Usages:
snakemake -s Snakefile.smk --use-condaRequirements:
- Singularity or docker
- Edit and update the config file
Apart from the pipeline, you can also use the individual scripts to perform abundance, alpha diversity, and beta diversity analyses.
###Abundance Plot
Script:
script/plot_abundance.py
Usage:
python script/plot_abundance.py <input_dir> <output_dir> [top_n]Inputs:
- input_dir: Path to the directory containing *.kraken2_bracken.report files.
- output_dir: Directory to save the results.
- top_n (default = 10): Number of top species to display in the stacked bar plot. (optional)
Output:
- raw_counts_for_deseq2.txt: Combined species-level count table for all samples.
- composition_plot.pdf: Stacked bar plot showing relative abundances of the top species across samples, saved in the specified output directory.
Example
python script/plot_abundance.py data/kraken_reports/ results/ 10
Description:
Reads Bracken/Kraken2 report files (*.kraken2_bracken.report) from a directory, aggregates species-level abundances, and generates:
- A combined count table (for DESeq2 or downstream analyses)
- A stacked bar plot showing the top 10 most abundant species per sample
Script:
script/alpha_diversity.py
Usage:
python script/alpha_diversity.py <abundance_file> <metadata_file> <output_dir> [group_col] [show_pvalues]Example:
python script/alpha_diversity.py data/abundance.tsv data/metadata.tsv results/ Group 1
Inputs:
- abundance_file: Tab-delimited table of species/OTU counts (rows = species, columns = samples).
- metadata_file: Tab-delimited metadata linking samples to experimental groups.
- output_dir: Directory for saving results.
- group_col (default = "Group"): Column in metadata to define sample groups. (optional)
- show_pvalues (default = 0): Whether to display p-values on the plots (0 = no, 1 = yes). (optional)
Output:
- alpha_diversity_plots.pdf or alpha_diversity_with_pvalues.pdf: Boxplots summarizing alpha diversity metrics (Shannon, Simpson, Observed OTUs, Chao1) per sample group.
Description:
Calculates alpha diversity metrics (Shannon, Simpson, Observed, Chao1) from a species abundance table, and generates grouped boxplots with optional p-value annotations.
Script:
script/beta_diversity.py
Usage:
python script/beta_diversity.py <abundance_file> <metadata_file> <output_dir> [group_col] [metrics_comma_separated] [clr_flags_comma_separated]Example
python script/beta_diversity.py data/abundance.tsv data/metadata.tsv results/ Group braycurtis,jaccard,euclidean false,false,false
Inputs:
- abundance_file: Tab-delimited table of species/OTU counts (rows = species, columns = samples).
- metadata_file: Tab-delimited metadata linking samples to experimental groups.

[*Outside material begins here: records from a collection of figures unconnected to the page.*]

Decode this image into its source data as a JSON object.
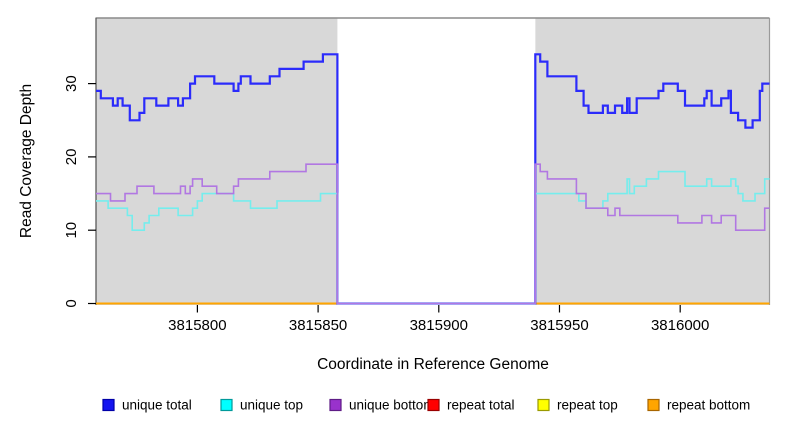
{
  "figure": {
    "x_axis_title": "Coordinate in Reference Genome",
    "y_axis_title": "Read Coverage Depth"
  },
  "chart_data": {
    "type": "line",
    "step": true,
    "title": "",
    "xlabel": "Coordinate in Reference Genome",
    "ylabel": "Read Coverage Depth",
    "x_domain": [
      3815758,
      3816037
    ],
    "ylim": [
      0,
      39
    ],
    "x_ticks": [
      3815800,
      3815850,
      3815900,
      3815950,
      3816000
    ],
    "y_ticks": [
      0,
      10,
      20,
      30
    ],
    "grid": false,
    "legend_position": "bottom",
    "shaded_region_color": "#D8D8D8",
    "shaded_regions": [
      [
        3815758,
        3815858
      ],
      [
        3815940,
        3816037
      ]
    ],
    "gap_region": [
      3815858,
      3815940
    ],
    "series": [
      {
        "name": "repeat total",
        "color": "#E00000",
        "line_width": 1.4,
        "points": [
          [
            3815758,
            0
          ]
        ]
      },
      {
        "name": "repeat top",
        "color": "#FFFF00",
        "line_width": 1.4,
        "points": [
          [
            3815758,
            0
          ]
        ]
      },
      {
        "name": "repeat bottom",
        "color": "#FFA500",
        "line_width": 2,
        "points": [
          [
            3815758,
            0
          ]
        ]
      },
      {
        "name": "unique total",
        "color": "#2B2BFB",
        "line_width": 2.2,
        "points": [
          [
            3815758,
            29
          ],
          [
            3815760,
            28
          ],
          [
            3815765,
            27
          ],
          [
            3815767,
            28
          ],
          [
            3815769,
            27
          ],
          [
            3815772,
            25
          ],
          [
            3815776,
            26
          ],
          [
            3815778,
            28
          ],
          [
            3815783,
            27
          ],
          [
            3815788,
            28
          ],
          [
            3815792,
            27
          ],
          [
            3815794,
            28
          ],
          [
            3815797,
            30
          ],
          [
            3815799,
            31
          ],
          [
            3815807,
            30
          ],
          [
            3815815,
            29
          ],
          [
            3815817,
            30
          ],
          [
            3815818,
            31
          ],
          [
            3815822,
            30
          ],
          [
            3815830,
            31
          ],
          [
            3815834,
            32
          ],
          [
            3815844,
            33
          ],
          [
            3815852,
            34
          ],
          [
            3815858,
            0
          ],
          [
            3815940,
            34
          ],
          [
            3815942,
            33
          ],
          [
            3815945,
            31
          ],
          [
            3815957,
            29
          ],
          [
            3815960,
            27
          ],
          [
            3815962,
            26
          ],
          [
            3815968,
            27
          ],
          [
            3815970,
            26
          ],
          [
            3815973,
            27
          ],
          [
            3815976,
            26
          ],
          [
            3815978,
            28
          ],
          [
            3815979,
            26
          ],
          [
            3815982,
            28
          ],
          [
            3815991,
            29
          ],
          [
            3815993,
            30
          ],
          [
            3815999,
            29
          ],
          [
            3816002,
            27
          ],
          [
            3816010,
            28
          ],
          [
            3816011,
            29
          ],
          [
            3816013,
            27
          ],
          [
            3816017,
            28
          ],
          [
            3816020,
            29
          ],
          [
            3816021,
            26
          ],
          [
            3816024,
            25
          ],
          [
            3816027,
            24
          ],
          [
            3816030,
            25
          ],
          [
            3816033,
            29
          ],
          [
            3816034,
            30
          ]
        ]
      },
      {
        "name": "unique top",
        "color": "#75EDED",
        "line_width": 1.6,
        "points": [
          [
            3815758,
            14
          ],
          [
            3815763,
            13
          ],
          [
            3815771,
            12
          ],
          [
            3815773,
            10
          ],
          [
            3815778,
            11
          ],
          [
            3815780,
            12
          ],
          [
            3815784,
            13
          ],
          [
            3815792,
            12
          ],
          [
            3815798,
            13
          ],
          [
            3815800,
            14
          ],
          [
            3815802,
            15
          ],
          [
            3815815,
            14
          ],
          [
            3815822,
            13
          ],
          [
            3815833,
            14
          ],
          [
            3815851,
            15
          ],
          [
            3815858,
            0
          ],
          [
            3815940,
            15
          ],
          [
            3815958,
            14
          ],
          [
            3815961,
            13
          ],
          [
            3815968,
            14
          ],
          [
            3815970,
            15
          ],
          [
            3815978,
            17
          ],
          [
            3815979,
            15
          ],
          [
            3815981,
            16
          ],
          [
            3815986,
            17
          ],
          [
            3815991,
            18
          ],
          [
            3816002,
            16
          ],
          [
            3816011,
            17
          ],
          [
            3816013,
            16
          ],
          [
            3816021,
            17
          ],
          [
            3816023,
            16
          ],
          [
            3816024,
            15
          ],
          [
            3816026,
            14
          ],
          [
            3816031,
            15
          ],
          [
            3816035,
            17
          ]
        ]
      },
      {
        "name": "unique bottom",
        "color": "#B177E2",
        "line_width": 1.6,
        "points": [
          [
            3815758,
            15
          ],
          [
            3815764,
            14
          ],
          [
            3815770,
            15
          ],
          [
            3815775,
            16
          ],
          [
            3815782,
            15
          ],
          [
            3815793,
            16
          ],
          [
            3815795,
            15
          ],
          [
            3815797,
            16
          ],
          [
            3815798,
            17
          ],
          [
            3815802,
            16
          ],
          [
            3815808,
            15
          ],
          [
            3815815,
            16
          ],
          [
            3815817,
            17
          ],
          [
            3815830,
            18
          ],
          [
            3815845,
            19
          ],
          [
            3815858,
            0
          ],
          [
            3815940,
            19
          ],
          [
            3815942,
            18
          ],
          [
            3815945,
            17
          ],
          [
            3815957,
            15
          ],
          [
            3815961,
            13
          ],
          [
            3815970,
            12
          ],
          [
            3815973,
            13
          ],
          [
            3815975,
            12
          ],
          [
            3815999,
            11
          ],
          [
            3816009,
            12
          ],
          [
            3816013,
            11
          ],
          [
            3816017,
            12
          ],
          [
            3816023,
            10
          ],
          [
            3816035,
            13
          ]
        ]
      }
    ]
  },
  "legend": {
    "items": [
      {
        "label": "unique total",
        "fill": "#1414F0",
        "stroke": "#0000A8"
      },
      {
        "label": "unique top",
        "fill": "#00FFFF",
        "stroke": "#009A9A"
      },
      {
        "label": "unique bottom",
        "fill": "#9932CC",
        "stroke": "#5E1C86"
      },
      {
        "label": "repeat total",
        "fill": "#FF0000",
        "stroke": "#990000"
      },
      {
        "label": "repeat top",
        "fill": "#FFFF00",
        "stroke": "#9A9A00"
      },
      {
        "label": "repeat bottom",
        "fill": "#FFA500",
        "stroke": "#A86500"
      }
    ]
  }
}
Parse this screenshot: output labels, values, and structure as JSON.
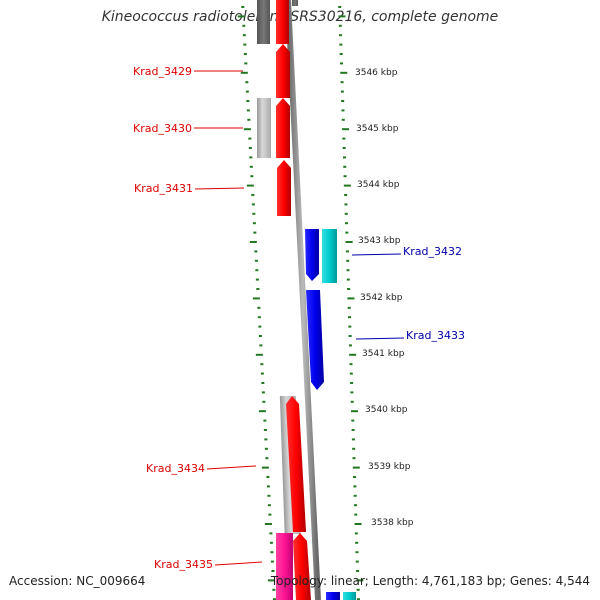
{
  "title": "Kineococcus radiotolerans SRS30216, complete genome",
  "footer": {
    "accession": "Accession: NC_009664",
    "topology": "Topology: linear; Length: 4,761,183 bp; Genes: 4,544"
  },
  "colors": {
    "forward_gene": "#ff0000",
    "reverse_gene": "#0000ee",
    "forward_label": "#dd0000",
    "reverse_label": "#0000aa",
    "cds_gray": "#bbbbbb",
    "cds_cyan": "#00cccc",
    "cds_magenta": "#ff1493",
    "ruler_green": "#227722",
    "backbone": "#888888"
  },
  "scale": {
    "unit": "kbp",
    "ticks": [
      3546,
      3545,
      3544,
      3543,
      3542,
      3541,
      3540,
      3539,
      3538
    ],
    "tick_labels": [
      "3546 kbp",
      "3545 kbp",
      "3544 kbp",
      "3543 kbp",
      "3542 kbp",
      "3541 kbp",
      "3540 kbp",
      "3539 kbp",
      "3538 kbp"
    ]
  },
  "genes": [
    {
      "label": "Krad_3429",
      "strand": "forward"
    },
    {
      "label": "Krad_3430",
      "strand": "forward"
    },
    {
      "label": "Krad_3431",
      "strand": "forward"
    },
    {
      "label": "Krad_3432",
      "strand": "reverse"
    },
    {
      "label": "Krad_3433",
      "strand": "reverse"
    },
    {
      "label": "Krad_3434",
      "strand": "forward"
    },
    {
      "label": "Krad_3435",
      "strand": "forward"
    }
  ]
}
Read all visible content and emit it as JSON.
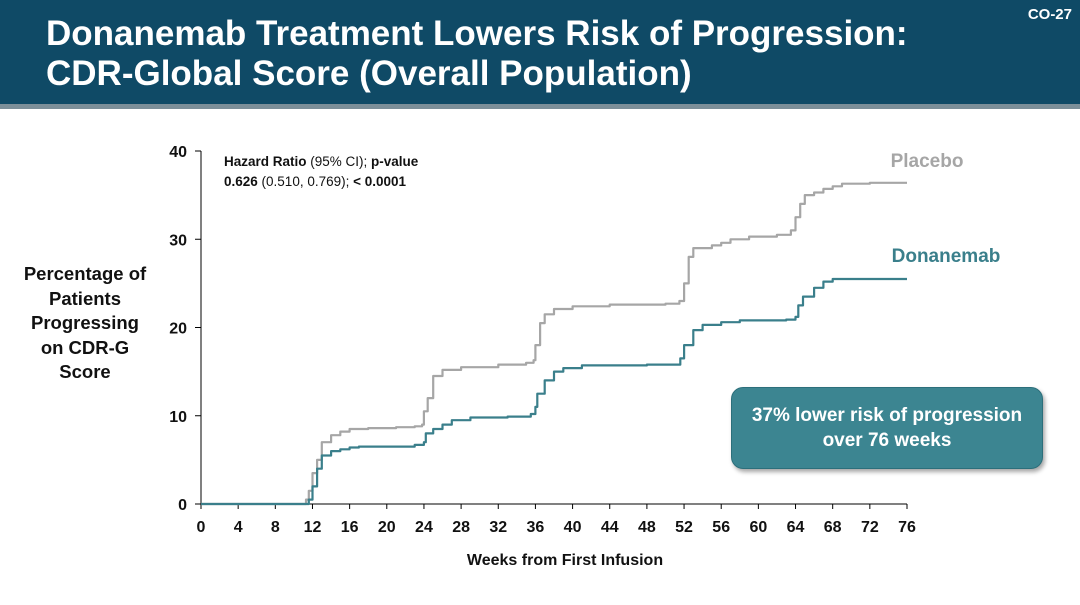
{
  "slide": {
    "title_line1": "Donanemab Treatment Lowers Risk of Progression:",
    "title_line2": "CDR-Global Score (Overall Population)",
    "slide_id": "CO-27"
  },
  "y_axis_label_lines": [
    "Percentage of",
    "Patients",
    "Progressing",
    "on CDR-G",
    "Score"
  ],
  "hazard_ratio": {
    "label_bold": "Hazard Ratio",
    "label_ci": " (95% CI); ",
    "label_p": "p-value",
    "value_bold": "0.626",
    "value_ci": " (0.510, 0.769); ",
    "value_p": "< 0.0001"
  },
  "callout": {
    "line1": "37% lower risk of progression",
    "line2": "over 76 weeks"
  },
  "colors": {
    "header": "#0f4a66",
    "placebo": "#a6a6a6",
    "donanemab": "#3a7f8b",
    "callout": "#3c8591"
  },
  "chart_data": {
    "type": "line",
    "xlabel": "Weeks from First Infusion",
    "ylabel": "Percentage of Patients Progressing on CDR-G Score",
    "xlim": [
      0,
      76
    ],
    "ylim": [
      0,
      40
    ],
    "x_ticks": [
      0,
      4,
      8,
      12,
      16,
      20,
      24,
      28,
      32,
      36,
      40,
      44,
      48,
      52,
      56,
      60,
      64,
      68,
      72,
      76
    ],
    "y_ticks": [
      0,
      10,
      20,
      30,
      40
    ],
    "grid": false,
    "series": [
      {
        "name": "Placebo",
        "color": "#a6a6a6",
        "points": [
          [
            0,
            0
          ],
          [
            11,
            0
          ],
          [
            11.3,
            0.5
          ],
          [
            11.6,
            1.5
          ],
          [
            12,
            3.5
          ],
          [
            12.5,
            5
          ],
          [
            13,
            7
          ],
          [
            14,
            7.8
          ],
          [
            15,
            8.2
          ],
          [
            16,
            8.5
          ],
          [
            18,
            8.6
          ],
          [
            21,
            8.7
          ],
          [
            23,
            8.8
          ],
          [
            23.8,
            9
          ],
          [
            24,
            10.5
          ],
          [
            24.4,
            12
          ],
          [
            25,
            14.5
          ],
          [
            26,
            15.2
          ],
          [
            28,
            15.5
          ],
          [
            32,
            15.8
          ],
          [
            35,
            16
          ],
          [
            35.8,
            16.3
          ],
          [
            36,
            18
          ],
          [
            36.5,
            20.5
          ],
          [
            37,
            21.5
          ],
          [
            38,
            22.1
          ],
          [
            40,
            22.4
          ],
          [
            44,
            22.6
          ],
          [
            50,
            22.7
          ],
          [
            51.5,
            23
          ],
          [
            52,
            25
          ],
          [
            52.5,
            28
          ],
          [
            53,
            29
          ],
          [
            55,
            29.3
          ],
          [
            56,
            29.6
          ],
          [
            57,
            30
          ],
          [
            59,
            30.3
          ],
          [
            62,
            30.5
          ],
          [
            63.5,
            31
          ],
          [
            64,
            32.5
          ],
          [
            64.5,
            34
          ],
          [
            65,
            35
          ],
          [
            66,
            35.3
          ],
          [
            67,
            35.7
          ],
          [
            68,
            36
          ],
          [
            69,
            36.3
          ],
          [
            72,
            36.4
          ],
          [
            76,
            36.4
          ]
        ]
      },
      {
        "name": "Donanemab",
        "color": "#3a7f8b",
        "points": [
          [
            0,
            0
          ],
          [
            11.3,
            0
          ],
          [
            11.6,
            0.5
          ],
          [
            12,
            2
          ],
          [
            12.5,
            4
          ],
          [
            13,
            5.5
          ],
          [
            14,
            6
          ],
          [
            15,
            6.2
          ],
          [
            16,
            6.4
          ],
          [
            17,
            6.5
          ],
          [
            21,
            6.5
          ],
          [
            23,
            6.7
          ],
          [
            24,
            7
          ],
          [
            24.2,
            8
          ],
          [
            25,
            8.5
          ],
          [
            26,
            9
          ],
          [
            27,
            9.5
          ],
          [
            29,
            9.8
          ],
          [
            33,
            9.9
          ],
          [
            35.5,
            10.2
          ],
          [
            36,
            11
          ],
          [
            36.2,
            12.5
          ],
          [
            37,
            14
          ],
          [
            38,
            15
          ],
          [
            39,
            15.4
          ],
          [
            41,
            15.7
          ],
          [
            48,
            15.8
          ],
          [
            51,
            15.8
          ],
          [
            51.6,
            16.5
          ],
          [
            52,
            18
          ],
          [
            53,
            19.7
          ],
          [
            54,
            20.3
          ],
          [
            56,
            20.6
          ],
          [
            58,
            20.8
          ],
          [
            63,
            20.9
          ],
          [
            64,
            21.2
          ],
          [
            64.3,
            22.5
          ],
          [
            64.8,
            23.5
          ],
          [
            66,
            24.5
          ],
          [
            67,
            25.2
          ],
          [
            68,
            25.5
          ],
          [
            72,
            25.5
          ],
          [
            76,
            25.5
          ]
        ]
      }
    ]
  }
}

- output_dir: Directory to save results.
- group_col (default = "Group"): Column in metadata for grouping samples. (optional)
- metrics_comma_separated (default = "braycurtis,jaccard,euclidean"): Beta diversity metrics to compute. (optional)
- clr_flags_comma_separated (default = false,false,false): Whether to apply CLR transformation for each metric (true or false). (optional)
Output:
- beta_diversity_plots.pdf: PCoA scatterplots for the selected beta diversity metrics, colored by sample group, saved in the specified output directory.
Description:
Computes beta diversity metrics (Bray–Curtis, Jaccard, Euclidean, and UniFrac) from an abundance table, performs Principal Coordinates Analysis (PCoA), and plots PCoA scatterplots with non-overlapping sample labels.